Department: 500735 Government Programs
Facility: Hometown Health
Reno, NV
Schedule: Full Time - Eligible for Benefits
Shift: Day
Hours: 0800 to 1700
Job Details:
  • Position Purpose:

    The purpose of the Medicare Lead Revenue Analyst position is to participate in the design, build, documentation, and support of the Financial and Business reporting requirements of Senior Care Plus; to work closely with end-users to gather report requirements; to ensure proper testing and validation of data elements on the finished product; to participate in the resolution of reporting problems; to perform reporting analysis and modeling utilizing a variety of systems; to provide analytical support on various strategies to ensure company goals are met; to propose opportunities in maximizing our reimbursement based on CMS-HCC Model and Methodology;  to propose improvements in automation to optimize processes where appropriate and, as appropriate, to assist with the support of the Medicare Advantage Risk Adjustment and Payment System and ultimate Centers for Medicare & Medicaid (CMS) Reimbursement.

    Nature and Scope:

    Under the direction of Hometown Health Senior Leadership and the Director of Government Programs, this position assists in the development of the Financial and Business reporting solutions for Senior Care Plus utilizing a variety of source systems and development tools. Included within the scope of this position the incumbent will perform data extraction, analysis, report design, report build, solution deployment, and draft documentation to support the Financial and Business reporting solutions for Senior Care Plus. Accurate and timely project status feedback is expected to ensure compliance with established timelines.

     

    KNOWLEDGE, SKILLS & ABILITIES:

     

    1.       General knowledge of Health Insurance, Managed Care, Benefit Design, Nevada Revised Statutes (NRS), Nevada Administrative Codes (NAC), Medicare Advantage Prescription Drug plans (MA-PD) and Federal Regulations.

     

    2.       The job function requires an ongoing direct communication with Managers and Directors in all departments, and the ability to analyze user requirements and generate report specifications as well as the ability to translate data into business context.

     

    3.       All summary and analysis reporting projects must be mechanically, statistically and theoretically accurate.

     

    4.       Additional duties may include working with an outside vendor to provide or collect data or perform system updates as needed.

     

    5.       This position also acquires and maintains comprehension of industry specific knowledge to initiate, coordinate, and provide expertise in decision support analytic projects.

     

    6.       The major challenge of this position is to ensure the Financial Business reporting solutions are accurate, timely, and meaningful.

     

    7.       Most of the work in this position will be performed independently or as part of a self-directed work team. Minimal detailed instruction will be given.

     

    8.       This position will have access to propriety information. This mandates high standards of professionalism, communications, performance, and respect for confidentiality.

     

     

    Philosophy consistent with the corporate culture, Fundamentals and Standards of Conduct of Renown Health. It is common to encounter potential hazards in the healthcare environment. Some of these hazards could include, but are

    not limited to: Radiation, Toxic Chemicals, Biological Hazards, Heat, Noise, Dust and Stress. Renown Health has a

    Safety Management Program in place addressing these issues.

     

    This position does not provide patient care.

    The foregoing description is not intended and should not be construed to be an exhaustive list of all responsibilities, skills and efforts or work conditions associated with the job. It is intended to be an accurate reflection of the general nature and level of the job.
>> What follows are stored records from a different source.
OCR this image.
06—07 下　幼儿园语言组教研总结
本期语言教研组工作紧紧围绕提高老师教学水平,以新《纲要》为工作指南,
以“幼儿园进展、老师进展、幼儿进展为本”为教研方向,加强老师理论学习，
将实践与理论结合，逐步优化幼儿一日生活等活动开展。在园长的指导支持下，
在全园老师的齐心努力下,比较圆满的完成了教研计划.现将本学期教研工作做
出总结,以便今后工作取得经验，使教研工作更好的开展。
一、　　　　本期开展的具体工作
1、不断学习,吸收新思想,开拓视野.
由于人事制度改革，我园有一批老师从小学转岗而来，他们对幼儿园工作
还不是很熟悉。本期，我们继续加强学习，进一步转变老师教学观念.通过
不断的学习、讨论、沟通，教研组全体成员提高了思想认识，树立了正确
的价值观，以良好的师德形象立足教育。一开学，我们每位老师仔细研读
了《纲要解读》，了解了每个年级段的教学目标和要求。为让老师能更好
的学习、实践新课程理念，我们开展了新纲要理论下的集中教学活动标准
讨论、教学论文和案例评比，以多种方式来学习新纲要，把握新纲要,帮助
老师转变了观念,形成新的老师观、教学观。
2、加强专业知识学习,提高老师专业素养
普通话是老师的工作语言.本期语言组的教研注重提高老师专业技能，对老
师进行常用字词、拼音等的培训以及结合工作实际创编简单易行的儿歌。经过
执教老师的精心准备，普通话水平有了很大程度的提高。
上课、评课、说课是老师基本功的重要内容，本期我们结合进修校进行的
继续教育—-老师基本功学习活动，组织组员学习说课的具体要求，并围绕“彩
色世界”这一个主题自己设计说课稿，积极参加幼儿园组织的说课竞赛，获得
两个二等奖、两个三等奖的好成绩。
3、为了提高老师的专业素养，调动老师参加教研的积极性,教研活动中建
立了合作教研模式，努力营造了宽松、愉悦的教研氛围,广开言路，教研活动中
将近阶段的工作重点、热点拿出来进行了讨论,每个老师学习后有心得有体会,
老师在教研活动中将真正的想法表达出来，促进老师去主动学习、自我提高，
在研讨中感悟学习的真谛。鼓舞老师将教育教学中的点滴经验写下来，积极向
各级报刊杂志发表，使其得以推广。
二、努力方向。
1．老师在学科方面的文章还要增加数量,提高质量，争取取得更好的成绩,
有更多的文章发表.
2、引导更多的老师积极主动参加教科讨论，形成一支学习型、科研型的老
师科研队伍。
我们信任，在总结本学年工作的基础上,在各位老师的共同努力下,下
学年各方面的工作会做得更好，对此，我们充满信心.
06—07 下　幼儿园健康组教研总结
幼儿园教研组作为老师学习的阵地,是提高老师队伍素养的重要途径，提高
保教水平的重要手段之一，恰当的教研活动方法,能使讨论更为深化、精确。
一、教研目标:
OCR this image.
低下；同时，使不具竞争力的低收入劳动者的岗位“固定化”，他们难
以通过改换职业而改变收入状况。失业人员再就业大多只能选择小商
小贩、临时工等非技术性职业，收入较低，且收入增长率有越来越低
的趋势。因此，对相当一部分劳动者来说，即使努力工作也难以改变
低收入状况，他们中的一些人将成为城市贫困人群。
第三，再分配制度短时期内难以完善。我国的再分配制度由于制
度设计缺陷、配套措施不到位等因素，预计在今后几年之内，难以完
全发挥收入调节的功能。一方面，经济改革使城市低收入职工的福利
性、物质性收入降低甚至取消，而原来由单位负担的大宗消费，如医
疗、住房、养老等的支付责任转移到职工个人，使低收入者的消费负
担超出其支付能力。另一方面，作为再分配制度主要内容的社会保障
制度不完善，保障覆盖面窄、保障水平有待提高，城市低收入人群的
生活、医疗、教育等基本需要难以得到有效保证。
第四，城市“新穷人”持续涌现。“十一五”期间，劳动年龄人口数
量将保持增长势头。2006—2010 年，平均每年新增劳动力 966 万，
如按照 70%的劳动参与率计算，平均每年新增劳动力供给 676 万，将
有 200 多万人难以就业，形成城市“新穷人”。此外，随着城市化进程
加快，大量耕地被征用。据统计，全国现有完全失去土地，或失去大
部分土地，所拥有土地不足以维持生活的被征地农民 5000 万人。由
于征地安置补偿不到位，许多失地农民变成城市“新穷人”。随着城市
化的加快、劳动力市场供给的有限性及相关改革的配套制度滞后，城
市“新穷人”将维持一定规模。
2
    Minimum Qualifications:  Requirements - Required and/or Preferred

    Education:

    Must have working-level knowledge of the English language, including reading, writing and speaking English. Four-year degree from an accredited college preferred. Bachelor’s degree in Management Information Systems, Business, Computer Science strongly preferred, but not required. Healthcare Administration or other Healthcare field will receive preference.

    Experience:

    Minimum of two years experience with applications as a clinical or financial user or technical specialist and at least one year’s experience as a report developer. Experience with Medicare Advantage plans or Medicare Managed Care preferred. Preference will be given to individuals with experience in healthcare systems. Experience with EPIC, Clarity and Reporting Workbench is desired.

    License(s):

    None.

    Certification(s):

    None.

    Computer / Typing:

    Must be proficient with Microsoft Office Suite, including Outlook, PowerPoint, Excel and Word and have the ability to use the computer to complete online learning requirements for job-specific competencies, access online forms and policies, complete online benefits enrollment, etc.  Typing 35 WPM.